7) I assume all the plates are perfectly conducting.

8) I assume the boundary voltage is as stated.

Now we have a problem, because the specified voltage pattern is inconsistent
with the assumptions. The voltage distribution is about what you would expect
for a traveling wave in a waveguide ... but the Subject: line suggests DC. So
where's the gag? Is it not Laplace? Is it not DC? Is it not a waveguide? Is
it not green? Does it have less than 6 wheels?

I'm not trying to be nitpicky here. The first time I read the question, I
thought the waveguide was much larger than the plates, i.e. the plates were
just little antennas sticking into the waveguide to launch the wave. I assumed
that the switch from "waveguide" terminology to "plate" terminology must mean
something. It was only after seeing the intended solution that I was able to
work backward and figure out what the question must have been.

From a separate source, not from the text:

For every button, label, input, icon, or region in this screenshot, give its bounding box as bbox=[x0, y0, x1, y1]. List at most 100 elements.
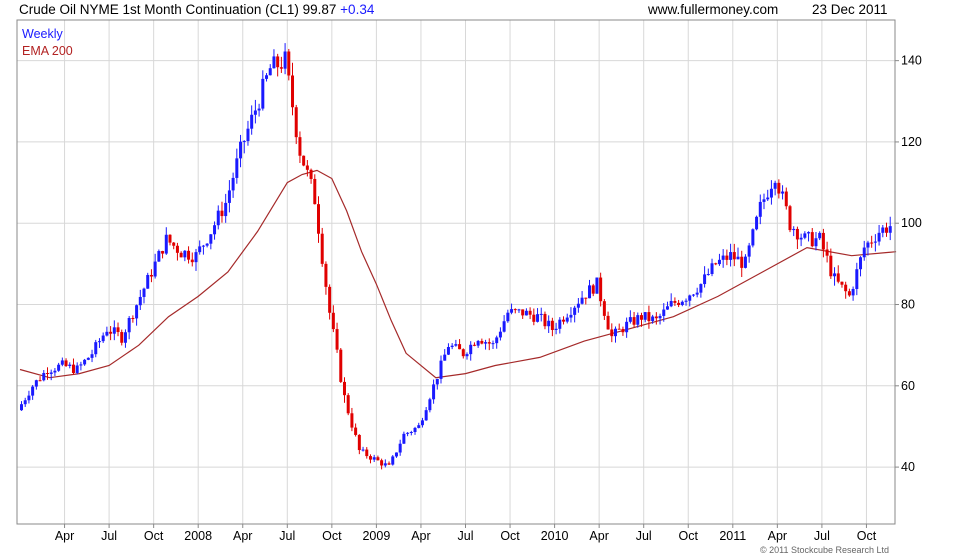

I predict that students are going to waste huge amounts of time trying to
decode the statement of the problem. Everybody likes "rich context" problems
when the context is real enough that you can use real-world intuition. OTOH
when real-world terminology such as "waveguide" is painted onto a completely
fake problem, the more you know about the real world the less able you are to
solve the problem.

My suggestions:
-- If the problem is z-invariant, say so.
-- If the problem is t-invariant, say so.
-- If the boundary conditions are incompatible with real-world waveguides,
don't call it a waveguide.
-- If the boundary charge distribution is arbitrary and artificial, say so.
-- If the plates are coextensive with the walls, pick one set of terminology
and stick with it: either 100% plates or 100% walls. Failing that, at
least define the terms clearly enough that we can see that they are
interchangeable.
-- If *one* pair of walls is perfectly conducting and the other is not,
say so.

=====================

If the original question meant to ask for intuition about the sinh .....

1) My response to that is, what else could it be? By symmetry it has to be an
odd function. How many odd functions are there that are the solution to a
homogeneous second-order linear differential equation? The first things I
would guess are
a) straight line
b) sin
c) sinh

2) In more scientific terms:

-- This is a 2D problem. The z dimension is just there to distract the tourists.

-- The 2D Laplacian says that the curvature in the x-direction has to just
exactly cancel the curvature in the y-direction. Every point is a saddle
point. This rules out (1a) and (1b) above.

3) Perhaps even more fundamentally: The crucial "break" in the process of
solution is guessing that there might be a separation of variables such that
the solution can be written as a product of an x-function and a y-function.

There is no law that says such a factorization is possible in general. By
way of counterexample, the atomic p-orbital is certainly not factorable
into an x-function and a y-function. To say the same thing the other way:
the pseudo-waveguide situation was artfully contrived to *make* factorization
possible.

So in some sense, the main thing the question is testing is simply this:
a) Can the student decode the question?
b) Will the student be clever enough to try a product-form Ansatz? If yes,
the rest of the work is trivial. If not, things are going to get ugly.